By Leonard Blanc
Students and faculty members of Cape Cod Community College (4Cs) turned out in force to donate blood for those in need. Generosity was on display as the Cape Cod community rallied together for a just cause.
On November 5, 4Cs hosted the Cape Cod Healthcare blood drive van from 9 AM until 3 PM, during which time students and faculty could stop by and donate as long as they were determined eligible.
“We host at least one blood drive every year, sponsored by Student Engagement and student clubs and organizations,” said 4Cs director of student engagement Tracy Morin. “This year, it was the Radio Club that assisted in the drive. We had a good turnout…There were 28 presenting donors and we collected 22 units of blood. We also had 13 new blood donors which was great to see”.

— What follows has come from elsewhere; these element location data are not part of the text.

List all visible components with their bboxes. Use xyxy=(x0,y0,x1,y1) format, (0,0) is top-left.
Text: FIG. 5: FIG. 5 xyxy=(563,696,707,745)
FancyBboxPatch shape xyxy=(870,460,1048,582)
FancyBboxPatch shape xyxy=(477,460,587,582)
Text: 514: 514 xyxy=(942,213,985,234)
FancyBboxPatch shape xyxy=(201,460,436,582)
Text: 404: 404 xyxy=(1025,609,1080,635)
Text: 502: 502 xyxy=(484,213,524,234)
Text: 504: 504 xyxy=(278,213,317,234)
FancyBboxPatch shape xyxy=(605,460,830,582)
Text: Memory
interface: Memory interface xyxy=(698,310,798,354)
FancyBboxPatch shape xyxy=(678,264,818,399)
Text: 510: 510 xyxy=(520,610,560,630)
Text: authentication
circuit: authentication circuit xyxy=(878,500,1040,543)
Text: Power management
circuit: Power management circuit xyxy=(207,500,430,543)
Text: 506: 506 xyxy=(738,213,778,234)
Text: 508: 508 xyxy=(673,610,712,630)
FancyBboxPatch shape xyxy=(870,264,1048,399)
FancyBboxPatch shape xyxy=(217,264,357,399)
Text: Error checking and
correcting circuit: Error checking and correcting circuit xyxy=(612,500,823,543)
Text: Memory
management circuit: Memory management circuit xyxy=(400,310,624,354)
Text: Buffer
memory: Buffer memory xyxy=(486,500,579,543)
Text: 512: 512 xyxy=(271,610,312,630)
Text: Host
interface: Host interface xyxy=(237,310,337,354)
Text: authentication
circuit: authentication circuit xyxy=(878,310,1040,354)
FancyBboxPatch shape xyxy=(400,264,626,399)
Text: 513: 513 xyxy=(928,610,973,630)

An aversion towards needles and sharp objects is what stops many who would otherwise be happy to contribute to the charitable blood drive. Despite this being a common phobia, it wasn’t a major issue among 4Cs students, many of whom were already experienced donors.
“Some of them were nervous, but we try to relax them.” Said Ruth Grim, a phlebotomist working for Cape Cod healthcare. “A lot of them were actually repeat donors. There’s a lot of them that start donating now in high school, so if they went to high school around here, they’ve probably already donated with us before.”
Blood donations like the ones that Cape Cod Healthcare needs typically go towards two major types of blood transfusions. One is red blood cell transfusion, which most often help patients suffering from an iron deficiency or anemia. The other is plasma transfusion, which provide patients with vital nutrient rich substances they may be lacking in.
“First, the blood will go back to the hospital,” said Grim. “And then what we do is we filter it, hang it, and then after that’s done we put it in a centrifuge to spin and separate the red cells from the plasma. Then, after it’s spun, we put it on what we call the squisher and it just pulls the plasma right onto the top, and then that goes into another bag.”
According to Cape Cod Healthcare’s website (https://www.capecodhealth.org/), one out of every ten people entering into a hospital here on Cape Cod will need some type of blood transfusion. That amounts to Cape Cod Healthcare facilities performing more than 7,500 blood transfusions per year. The average donor giving just one pint of their blood can save up to two lives, so blood drive organizers look forward to these events bringing out as many people as possible.
“Today was great, really excellent. Right from the beginning we had a lot of people, we exceeded what we expected and hoped for,” said Grim.